Talecris makes drugs and other products from blood plasma to treat diseases such as immune deficiency disorders and hemophilia. It also owns a chain of 56 blood-collection centers and two manufacturing facilities in the U.S. Last year, it reported revenue of $1.2 billion.

CSL paid 12 times earnings before interest, tax, depreciation and amortization for Talecris. Baxter trades at 14.6 times earnings, while CSL trades at 21.2 times.

McNamee said he expects combined sales of about A$3.8 billion for the plasma products unit after the Talecris purchase. Baxter generated revenue of $4.65 billion from plasma last year. The purchase still requires regulatory approval. If the deal isn't approved within a year, CSL or Talecris can call if off. CSL agreed to pay $75 million if regulators block the deal, McNamee said.

Cerberus and Ampersand formed Talecris in 2005 when they bought Bayer's (Leverkusen, Germany) plasma business for about $590 million (Medical Device Daily, April 4, 2005).

Those owners had filed plans in July 2007 to take Talecris public through an initial public offering of stock. But that IPO debut stalled as stock-market turmoil dampened investors' appetite for IPOs.

The purchase will "provide CSL with the additional scale, breadth of products, geographical presence, low cost base and capacity to increase output to enhance our position in the $15 billion global plasma products market," McNamee said.

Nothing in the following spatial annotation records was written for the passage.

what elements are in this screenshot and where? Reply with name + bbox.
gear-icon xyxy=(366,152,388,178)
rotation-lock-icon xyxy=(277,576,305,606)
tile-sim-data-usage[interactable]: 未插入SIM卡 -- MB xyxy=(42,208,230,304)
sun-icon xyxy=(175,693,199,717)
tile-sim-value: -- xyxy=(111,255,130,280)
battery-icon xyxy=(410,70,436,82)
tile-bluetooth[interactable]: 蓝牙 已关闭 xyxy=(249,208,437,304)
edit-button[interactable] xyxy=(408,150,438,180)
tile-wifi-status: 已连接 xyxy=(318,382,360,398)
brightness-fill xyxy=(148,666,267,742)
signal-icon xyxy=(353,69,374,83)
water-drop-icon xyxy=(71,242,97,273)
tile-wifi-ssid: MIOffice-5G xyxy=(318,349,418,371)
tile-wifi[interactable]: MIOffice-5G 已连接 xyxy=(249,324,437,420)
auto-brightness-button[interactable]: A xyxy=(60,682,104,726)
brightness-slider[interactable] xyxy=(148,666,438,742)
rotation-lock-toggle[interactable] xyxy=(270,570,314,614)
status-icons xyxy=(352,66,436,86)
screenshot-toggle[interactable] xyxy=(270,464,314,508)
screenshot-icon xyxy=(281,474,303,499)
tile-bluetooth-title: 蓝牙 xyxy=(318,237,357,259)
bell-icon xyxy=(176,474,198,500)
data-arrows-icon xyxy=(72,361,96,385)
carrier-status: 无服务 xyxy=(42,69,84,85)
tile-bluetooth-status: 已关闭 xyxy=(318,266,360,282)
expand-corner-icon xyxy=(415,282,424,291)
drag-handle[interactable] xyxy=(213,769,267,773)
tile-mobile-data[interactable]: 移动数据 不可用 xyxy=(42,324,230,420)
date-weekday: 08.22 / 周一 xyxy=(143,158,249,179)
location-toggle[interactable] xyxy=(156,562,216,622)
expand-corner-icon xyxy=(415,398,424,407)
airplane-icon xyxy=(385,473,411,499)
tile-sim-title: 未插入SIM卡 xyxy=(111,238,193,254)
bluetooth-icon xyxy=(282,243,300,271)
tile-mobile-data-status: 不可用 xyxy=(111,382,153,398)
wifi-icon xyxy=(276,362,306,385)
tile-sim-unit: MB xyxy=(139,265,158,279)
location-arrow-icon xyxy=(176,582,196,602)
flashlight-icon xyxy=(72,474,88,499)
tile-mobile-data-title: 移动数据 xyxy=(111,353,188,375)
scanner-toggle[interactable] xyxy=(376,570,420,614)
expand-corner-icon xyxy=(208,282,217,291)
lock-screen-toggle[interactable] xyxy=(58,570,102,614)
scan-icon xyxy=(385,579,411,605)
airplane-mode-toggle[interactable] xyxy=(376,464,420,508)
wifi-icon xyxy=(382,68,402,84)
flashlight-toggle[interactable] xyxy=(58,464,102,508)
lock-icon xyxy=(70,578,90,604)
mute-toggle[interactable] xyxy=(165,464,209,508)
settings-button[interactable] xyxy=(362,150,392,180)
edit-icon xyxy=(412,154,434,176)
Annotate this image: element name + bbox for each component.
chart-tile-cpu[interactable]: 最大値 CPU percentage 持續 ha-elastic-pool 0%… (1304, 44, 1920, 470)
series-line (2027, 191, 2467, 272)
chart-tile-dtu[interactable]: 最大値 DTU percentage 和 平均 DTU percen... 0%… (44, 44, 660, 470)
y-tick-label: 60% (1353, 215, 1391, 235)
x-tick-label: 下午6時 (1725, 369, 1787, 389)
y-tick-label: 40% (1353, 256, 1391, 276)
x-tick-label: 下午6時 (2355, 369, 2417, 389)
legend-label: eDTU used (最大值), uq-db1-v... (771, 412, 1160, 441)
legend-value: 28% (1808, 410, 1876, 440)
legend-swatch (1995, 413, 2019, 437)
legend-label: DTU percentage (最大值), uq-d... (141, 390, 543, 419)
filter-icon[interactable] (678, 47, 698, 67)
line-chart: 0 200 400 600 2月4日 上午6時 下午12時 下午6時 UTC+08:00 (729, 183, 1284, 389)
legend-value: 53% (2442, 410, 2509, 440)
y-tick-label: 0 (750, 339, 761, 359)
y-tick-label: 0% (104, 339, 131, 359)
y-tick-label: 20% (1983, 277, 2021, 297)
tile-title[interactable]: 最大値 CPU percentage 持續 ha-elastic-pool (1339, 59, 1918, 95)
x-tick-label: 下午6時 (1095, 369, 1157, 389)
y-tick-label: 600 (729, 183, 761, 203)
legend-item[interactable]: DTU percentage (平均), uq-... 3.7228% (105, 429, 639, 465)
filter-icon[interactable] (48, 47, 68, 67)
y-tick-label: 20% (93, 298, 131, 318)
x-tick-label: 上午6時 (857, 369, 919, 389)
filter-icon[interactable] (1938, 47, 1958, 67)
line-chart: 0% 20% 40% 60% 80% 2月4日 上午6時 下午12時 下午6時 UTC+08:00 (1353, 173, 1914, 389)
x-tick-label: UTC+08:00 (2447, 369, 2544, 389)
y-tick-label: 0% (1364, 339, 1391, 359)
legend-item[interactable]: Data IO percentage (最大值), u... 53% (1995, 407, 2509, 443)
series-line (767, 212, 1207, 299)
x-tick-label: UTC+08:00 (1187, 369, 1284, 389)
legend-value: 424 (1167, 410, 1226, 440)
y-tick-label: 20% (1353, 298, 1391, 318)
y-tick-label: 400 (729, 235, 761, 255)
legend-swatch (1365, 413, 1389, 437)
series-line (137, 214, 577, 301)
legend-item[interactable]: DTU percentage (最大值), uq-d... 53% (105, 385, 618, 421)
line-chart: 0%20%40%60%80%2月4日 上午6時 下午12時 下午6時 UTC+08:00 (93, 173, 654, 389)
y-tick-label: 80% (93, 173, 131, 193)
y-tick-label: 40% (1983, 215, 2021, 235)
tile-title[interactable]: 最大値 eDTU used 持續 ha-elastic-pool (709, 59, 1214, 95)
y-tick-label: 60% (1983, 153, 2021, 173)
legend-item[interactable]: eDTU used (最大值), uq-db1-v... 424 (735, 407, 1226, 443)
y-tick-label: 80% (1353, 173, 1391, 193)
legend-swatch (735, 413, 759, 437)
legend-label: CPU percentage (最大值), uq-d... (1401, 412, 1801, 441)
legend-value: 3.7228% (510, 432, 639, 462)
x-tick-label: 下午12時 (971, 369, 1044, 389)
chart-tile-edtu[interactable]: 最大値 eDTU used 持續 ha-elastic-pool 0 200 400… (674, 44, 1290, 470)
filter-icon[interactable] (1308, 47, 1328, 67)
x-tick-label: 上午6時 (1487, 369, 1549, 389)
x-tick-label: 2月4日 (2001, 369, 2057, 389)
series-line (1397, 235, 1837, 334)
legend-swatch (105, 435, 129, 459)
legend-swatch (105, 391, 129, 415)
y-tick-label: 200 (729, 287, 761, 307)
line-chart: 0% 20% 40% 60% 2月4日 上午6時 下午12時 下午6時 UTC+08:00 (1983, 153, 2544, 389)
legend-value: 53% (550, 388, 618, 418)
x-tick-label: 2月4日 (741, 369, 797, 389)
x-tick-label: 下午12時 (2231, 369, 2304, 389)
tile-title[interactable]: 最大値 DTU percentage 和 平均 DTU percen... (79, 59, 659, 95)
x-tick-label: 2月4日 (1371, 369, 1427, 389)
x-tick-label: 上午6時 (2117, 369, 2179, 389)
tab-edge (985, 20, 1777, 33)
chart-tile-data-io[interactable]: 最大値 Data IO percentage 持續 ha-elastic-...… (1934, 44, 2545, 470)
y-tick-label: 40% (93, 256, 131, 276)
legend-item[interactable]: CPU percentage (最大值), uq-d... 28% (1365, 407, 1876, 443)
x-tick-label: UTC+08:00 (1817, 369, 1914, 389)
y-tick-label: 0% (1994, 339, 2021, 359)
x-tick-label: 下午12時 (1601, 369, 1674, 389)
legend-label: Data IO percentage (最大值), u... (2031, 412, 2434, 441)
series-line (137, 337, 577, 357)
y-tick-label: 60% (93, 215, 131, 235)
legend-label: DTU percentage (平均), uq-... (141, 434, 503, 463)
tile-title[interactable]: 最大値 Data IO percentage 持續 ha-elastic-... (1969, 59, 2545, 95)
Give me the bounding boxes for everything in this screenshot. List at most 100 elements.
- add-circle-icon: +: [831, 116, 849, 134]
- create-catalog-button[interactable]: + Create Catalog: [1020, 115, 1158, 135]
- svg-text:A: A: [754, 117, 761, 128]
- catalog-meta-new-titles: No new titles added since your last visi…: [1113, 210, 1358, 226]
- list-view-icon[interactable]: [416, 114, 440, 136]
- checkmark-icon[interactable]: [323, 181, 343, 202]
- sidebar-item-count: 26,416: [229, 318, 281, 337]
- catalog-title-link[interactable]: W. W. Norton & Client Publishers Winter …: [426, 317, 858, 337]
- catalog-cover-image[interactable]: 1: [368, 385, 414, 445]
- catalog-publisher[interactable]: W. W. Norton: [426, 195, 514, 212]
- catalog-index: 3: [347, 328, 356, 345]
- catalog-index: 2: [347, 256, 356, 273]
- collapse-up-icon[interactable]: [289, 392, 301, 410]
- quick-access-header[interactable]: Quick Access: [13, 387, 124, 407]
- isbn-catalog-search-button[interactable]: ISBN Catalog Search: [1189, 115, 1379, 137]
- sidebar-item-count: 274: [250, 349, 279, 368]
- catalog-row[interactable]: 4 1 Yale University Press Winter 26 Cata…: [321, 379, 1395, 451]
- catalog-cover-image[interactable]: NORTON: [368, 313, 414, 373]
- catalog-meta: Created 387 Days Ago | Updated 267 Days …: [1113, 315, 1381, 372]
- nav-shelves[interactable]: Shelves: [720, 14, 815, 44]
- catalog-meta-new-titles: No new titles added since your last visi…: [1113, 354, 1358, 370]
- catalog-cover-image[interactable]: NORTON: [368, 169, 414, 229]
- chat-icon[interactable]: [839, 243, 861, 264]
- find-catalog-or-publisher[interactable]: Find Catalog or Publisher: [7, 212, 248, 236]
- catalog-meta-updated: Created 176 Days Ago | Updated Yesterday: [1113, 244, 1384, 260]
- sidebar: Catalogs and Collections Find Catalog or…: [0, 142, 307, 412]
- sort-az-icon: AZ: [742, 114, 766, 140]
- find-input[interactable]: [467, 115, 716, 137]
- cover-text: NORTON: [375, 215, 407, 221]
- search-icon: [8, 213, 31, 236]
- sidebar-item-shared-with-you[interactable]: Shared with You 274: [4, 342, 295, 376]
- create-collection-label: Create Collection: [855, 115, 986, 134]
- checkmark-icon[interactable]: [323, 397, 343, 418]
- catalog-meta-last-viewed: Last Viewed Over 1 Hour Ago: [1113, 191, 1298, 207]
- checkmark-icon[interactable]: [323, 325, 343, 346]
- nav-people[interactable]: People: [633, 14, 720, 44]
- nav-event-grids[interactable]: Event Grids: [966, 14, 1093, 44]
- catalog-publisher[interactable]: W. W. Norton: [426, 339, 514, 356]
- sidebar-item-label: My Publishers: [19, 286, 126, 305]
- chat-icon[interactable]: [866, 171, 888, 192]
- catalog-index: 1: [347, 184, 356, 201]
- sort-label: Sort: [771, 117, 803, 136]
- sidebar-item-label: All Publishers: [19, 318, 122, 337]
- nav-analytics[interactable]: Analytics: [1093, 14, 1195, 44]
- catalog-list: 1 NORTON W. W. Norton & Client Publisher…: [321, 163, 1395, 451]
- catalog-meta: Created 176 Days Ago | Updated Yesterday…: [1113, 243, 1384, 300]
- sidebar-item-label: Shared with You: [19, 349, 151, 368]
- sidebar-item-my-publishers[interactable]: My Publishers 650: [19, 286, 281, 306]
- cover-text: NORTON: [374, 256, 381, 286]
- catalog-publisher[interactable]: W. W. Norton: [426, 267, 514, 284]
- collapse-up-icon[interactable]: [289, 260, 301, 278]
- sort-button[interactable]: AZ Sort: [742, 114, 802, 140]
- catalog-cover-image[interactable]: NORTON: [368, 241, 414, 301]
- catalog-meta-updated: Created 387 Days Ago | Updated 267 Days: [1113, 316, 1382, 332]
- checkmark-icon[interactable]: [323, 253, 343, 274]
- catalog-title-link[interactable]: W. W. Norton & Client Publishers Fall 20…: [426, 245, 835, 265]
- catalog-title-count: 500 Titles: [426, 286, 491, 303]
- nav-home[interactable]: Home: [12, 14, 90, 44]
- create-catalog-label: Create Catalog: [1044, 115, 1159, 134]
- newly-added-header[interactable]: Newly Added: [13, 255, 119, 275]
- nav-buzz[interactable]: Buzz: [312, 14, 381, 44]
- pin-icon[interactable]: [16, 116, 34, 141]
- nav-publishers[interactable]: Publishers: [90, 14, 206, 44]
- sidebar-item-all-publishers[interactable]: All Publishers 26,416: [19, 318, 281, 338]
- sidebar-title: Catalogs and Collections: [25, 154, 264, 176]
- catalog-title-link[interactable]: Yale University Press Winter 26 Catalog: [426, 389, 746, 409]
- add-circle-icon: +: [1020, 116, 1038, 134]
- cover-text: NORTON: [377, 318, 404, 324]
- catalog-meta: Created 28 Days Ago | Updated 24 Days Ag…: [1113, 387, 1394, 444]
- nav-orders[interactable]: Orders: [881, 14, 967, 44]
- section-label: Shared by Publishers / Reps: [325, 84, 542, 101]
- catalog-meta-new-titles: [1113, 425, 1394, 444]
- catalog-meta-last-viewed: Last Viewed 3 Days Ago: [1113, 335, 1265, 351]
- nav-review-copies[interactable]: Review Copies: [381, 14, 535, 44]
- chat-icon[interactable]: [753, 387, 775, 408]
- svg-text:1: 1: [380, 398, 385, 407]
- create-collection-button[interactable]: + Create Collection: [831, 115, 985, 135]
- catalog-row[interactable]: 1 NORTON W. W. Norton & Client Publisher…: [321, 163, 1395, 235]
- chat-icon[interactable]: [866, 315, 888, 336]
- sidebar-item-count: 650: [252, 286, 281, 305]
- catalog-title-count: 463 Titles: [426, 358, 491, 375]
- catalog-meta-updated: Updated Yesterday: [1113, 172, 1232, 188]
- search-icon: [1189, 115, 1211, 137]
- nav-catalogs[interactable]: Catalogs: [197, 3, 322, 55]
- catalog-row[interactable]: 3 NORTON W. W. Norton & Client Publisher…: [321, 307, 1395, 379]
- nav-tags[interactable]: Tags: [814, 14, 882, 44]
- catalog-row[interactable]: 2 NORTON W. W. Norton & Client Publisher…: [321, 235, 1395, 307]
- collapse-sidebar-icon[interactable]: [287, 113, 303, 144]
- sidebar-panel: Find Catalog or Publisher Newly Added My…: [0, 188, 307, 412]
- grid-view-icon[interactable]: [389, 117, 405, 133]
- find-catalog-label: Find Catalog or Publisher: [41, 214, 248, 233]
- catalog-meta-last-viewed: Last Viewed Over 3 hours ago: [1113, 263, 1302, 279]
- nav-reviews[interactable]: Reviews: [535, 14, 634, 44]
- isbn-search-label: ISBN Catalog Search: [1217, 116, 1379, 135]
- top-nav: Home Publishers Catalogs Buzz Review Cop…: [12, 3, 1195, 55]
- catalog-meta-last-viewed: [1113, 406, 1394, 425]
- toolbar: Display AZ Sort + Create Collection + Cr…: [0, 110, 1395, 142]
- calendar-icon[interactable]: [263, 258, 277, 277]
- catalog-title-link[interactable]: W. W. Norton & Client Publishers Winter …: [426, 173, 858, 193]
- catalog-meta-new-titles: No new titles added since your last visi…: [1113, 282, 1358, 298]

CSL said it will fund the rest of the acquisition with cash and a loan from Merrill Lynch & Co., who is advising on the deal.

In other dealmaking news, Parexel International (Waltham, Massachusetts), a global biopharmaceutical services organization, reported the successful closing of its previously disclosed $182 million acquisition of ClinPhone (Nottingham, UK), a clinical technology organization (MDD, June 16, 2008).

By combining ClinPhone with Perceptive Informatics, Parexel's wholly owned technology subsidiary, Perceptive is now one of the industry's largest eClinical technology providers. The combined company offers access to eClinical technologies and resources, providing clients and service providers with the benefits of an extensive line of products and services throughout the entire clinical development lifecycle.

"Combining the sophisticated, in-depth capabilities of Perceptive and ClinPhone represents a major step forward for Parexel in meeting increased industry demand for a truly comprehensive eClinical platform," said Josef von Rickenbach, CEO/chairman of Parexel.

"Both companies bring tremendous capabilities to this deal. As a combined clinical technology company, Perceptive Informatics enables customers to benefit from the efficiency of best-in-class software and services from one source," said Steve Kent, former CEO of ClinPhone and newly appointed president of Perceptive Informatics

Parexel provides a broad range of knowledge-based contract research, medical communications and consulting services to the worldwide pharmaceutical, biotechnology and medical device industries.